No Brasil, o DF foi a unidade da Federação que mais empobreceu entre o primeiro trimestre de 2019 e janeiro de 2021, segundo o Instituto Brasileiro de Economia da Fundação Getúlio Vargas (FGV Ibre). Para a classificação, o Banco Mundial considera que um indivíduo vive em situação de pobreza quando tem renda de US$ 5,50 (R$ 28,76) por dia. No caso da extrema pobreza, essa quantidade cai para US$ 1,90 (R$ 9,94). Para agravar o cenário, atualmente, o desemprego afeta mais de 262 mil pessoas (15,9%) da população economicamente ativa, segundo a Pesquisa de Emprego e Desemprego no Distrito Federal (PED-DF) mais recente, divulgada em maio pela Companhia de Planejamento do Distrito Federal (Codeplan) e pelo Departamento Intersindical de Estatística e Estudos Socioeconômicos.

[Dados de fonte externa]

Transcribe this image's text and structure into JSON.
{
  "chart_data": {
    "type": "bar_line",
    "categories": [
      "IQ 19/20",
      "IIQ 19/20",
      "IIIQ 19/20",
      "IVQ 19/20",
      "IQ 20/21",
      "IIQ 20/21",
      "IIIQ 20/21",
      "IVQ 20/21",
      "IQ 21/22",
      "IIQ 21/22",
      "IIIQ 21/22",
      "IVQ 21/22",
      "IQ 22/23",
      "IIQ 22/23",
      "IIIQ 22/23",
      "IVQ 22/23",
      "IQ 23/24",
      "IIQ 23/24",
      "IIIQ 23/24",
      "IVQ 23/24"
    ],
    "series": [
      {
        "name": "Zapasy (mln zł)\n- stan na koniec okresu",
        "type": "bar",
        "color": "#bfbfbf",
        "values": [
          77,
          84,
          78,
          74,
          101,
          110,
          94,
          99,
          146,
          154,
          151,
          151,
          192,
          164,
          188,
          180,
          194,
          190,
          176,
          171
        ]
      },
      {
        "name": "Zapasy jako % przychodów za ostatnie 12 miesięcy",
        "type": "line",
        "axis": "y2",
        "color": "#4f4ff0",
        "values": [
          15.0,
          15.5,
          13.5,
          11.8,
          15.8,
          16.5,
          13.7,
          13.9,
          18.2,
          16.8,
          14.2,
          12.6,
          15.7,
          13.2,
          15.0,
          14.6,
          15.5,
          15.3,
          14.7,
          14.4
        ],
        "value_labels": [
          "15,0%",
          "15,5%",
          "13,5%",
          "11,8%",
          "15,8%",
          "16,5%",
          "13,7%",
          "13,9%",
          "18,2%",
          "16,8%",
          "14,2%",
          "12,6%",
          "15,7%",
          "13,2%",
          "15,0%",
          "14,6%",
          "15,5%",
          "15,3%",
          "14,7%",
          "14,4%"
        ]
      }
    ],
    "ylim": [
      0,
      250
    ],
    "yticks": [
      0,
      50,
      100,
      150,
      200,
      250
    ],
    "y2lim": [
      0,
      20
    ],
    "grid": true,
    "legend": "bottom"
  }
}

Raimundo Veríssimo, 63, entra nessa estatística, pois ficou sem trabalho formal por três anos e meio. Agora, tenta dar entrada na aposentadoria. Há oito dias à espera do serviço no Cras do Recanto das Emas, onde mora há 12 anos, ele afirma que o atendimento sempre ocorreu de forma semelhante. "A gente fica ao relento, dormindo nos lugares. Dão cerca de 24 senhas, chega minha vez e jogam o atendimento para o dia seguinte. Deviam nos colocar embaixo da tenda, pois melhoraria a sensação de insegurança que temos aqui fora", sugere.
Pandemia
Questionada pela reportagem sobre os problemas relatados pelos entrevistados, a Sedes informa que a demanda por assistência social no DF é "histórica" e que não se trata de fato recente. "A importância da política de assistência social ficou ainda mais evidente diante das consequências econômicas e sociais advindas da pandemia", destaca a pasta. A secretaria acrescentou que, em 2020, atendeu 130 mil famílias, número que aumentou cerca de 30% em 2021, totalizando 175 mil beneficiadas. Em relação aos primeiros cinco meses deste ano, o total de atendimentos foi de, aproximadamente, 100 mil.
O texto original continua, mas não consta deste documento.